26 SEPTEMBRE - BD France

Photo FRED BERNARD/CASTERMAN

Auteur jeunesse reconnu, Fred Bernard s'est lancé il y a dix ans dans la bande dessinée avec, coup sur coup, La tendresse des crocodiles (2003) et L'ivresse du poulpe (2004) (1). Subtilement parodiques, ludiques et poétiques, ces "aventures de Jeanne Picquigny" dans l'Afrique équatoriale du début du XXe siècle ont été suivies d'autres expériences, dont de jolis portraits de jeunes femmes d'aujourd'hui. Cléo (Nil, 2010) et Ursula (Delcourt, 2011) ont incidemment porté le dessinateur à enrichir l'univers de son héroïne fétiche, auquel il revient avec un pavé de quelque 500 pages.

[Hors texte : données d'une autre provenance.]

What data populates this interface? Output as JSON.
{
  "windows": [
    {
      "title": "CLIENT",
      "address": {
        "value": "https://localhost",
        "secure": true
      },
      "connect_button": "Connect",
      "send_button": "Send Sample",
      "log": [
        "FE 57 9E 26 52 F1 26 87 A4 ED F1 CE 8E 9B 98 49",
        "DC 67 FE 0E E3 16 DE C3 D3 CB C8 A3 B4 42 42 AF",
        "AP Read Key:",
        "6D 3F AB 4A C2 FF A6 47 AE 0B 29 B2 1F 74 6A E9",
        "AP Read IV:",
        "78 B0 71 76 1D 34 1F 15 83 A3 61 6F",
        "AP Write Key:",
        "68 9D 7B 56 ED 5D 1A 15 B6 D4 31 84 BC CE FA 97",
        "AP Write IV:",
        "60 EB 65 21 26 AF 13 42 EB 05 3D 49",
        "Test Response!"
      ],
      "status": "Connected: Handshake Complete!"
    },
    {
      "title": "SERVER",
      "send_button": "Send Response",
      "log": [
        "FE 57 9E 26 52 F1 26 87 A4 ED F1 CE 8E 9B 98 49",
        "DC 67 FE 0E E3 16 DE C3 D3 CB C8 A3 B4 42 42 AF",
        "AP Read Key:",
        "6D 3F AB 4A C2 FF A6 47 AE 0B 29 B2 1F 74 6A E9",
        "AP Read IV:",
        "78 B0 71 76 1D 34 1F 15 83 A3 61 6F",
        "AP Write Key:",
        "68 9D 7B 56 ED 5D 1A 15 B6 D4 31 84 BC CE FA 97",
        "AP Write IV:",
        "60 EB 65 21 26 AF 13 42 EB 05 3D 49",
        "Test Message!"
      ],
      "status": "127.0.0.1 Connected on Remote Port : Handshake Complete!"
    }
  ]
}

Moins parodique, plus poétique, onirique et philosophique, La patience du tigre est certainement son ouvrage le plus accompli. Désormais mère, en ménage avec le picaresque Eugène Love Peacock, rencontré dans un précédent épisode tout comme la fantasque et néanmoins fidèle Victoire, qui s'occupe de ses deux jeunes fils, Jeanne Picquigny entame une nouvelle chasse au trésor. De la Bourgogne aux Indes, en passant par l'Angleterre, Marseille et l'Egypte, à la recherche d'une mystérieuse "île des deux crânes" au coeur du massif himalayen, le suspense et les rebondissements ne manquent pas. Jeanne, Eugène, Victoire et les enfants, bientôt rejoints par la providentielle Pamela Baladine Riverside, aux réseaux tentaculaires et souvent occultes, et par le joyeux Timoty Python, vieux compagnon d'armes d'Eugène, sont poursuivis par une obscure secte nazie. Ils ont droit à un festival de catastrophes : tsunami, accident ferroviaire, attaque de sauterelles, pluies de grêlons ou de grenouilles. Mais cette aventure aux Indes est aussi plus contemplative que les précédentes.

Tirant le meilleur parti de son épaisseur, l'ouvrage s'enrichit des apports des personnages rencontrés au fil du périple, du père érudit et acariâtre d'Eugène au fin maharaja moderniste Kapurgarh Rambirde Kishanthala. Fred Bernard en sublime les propos, faisant intervenir oiseaux ou papillons, s'attardant sur un lapin bondissant, le mouvement de la houle, les sombres alignements de tombes ou de dolmens, le silence des flancs enneigés de l'Himalaya, et n'oubliant pas un clin d'oeil à Tintin au Tibet, l'album le plus poétique d'Hergé. Il aime le vent qui fait onduler chevelures et prairies, la pluie qui ménage des poches d'intimité, modelant un joli morceau de poésie graphique.

(1) Casterman réédite les deux en un seul volume le 26 septembre.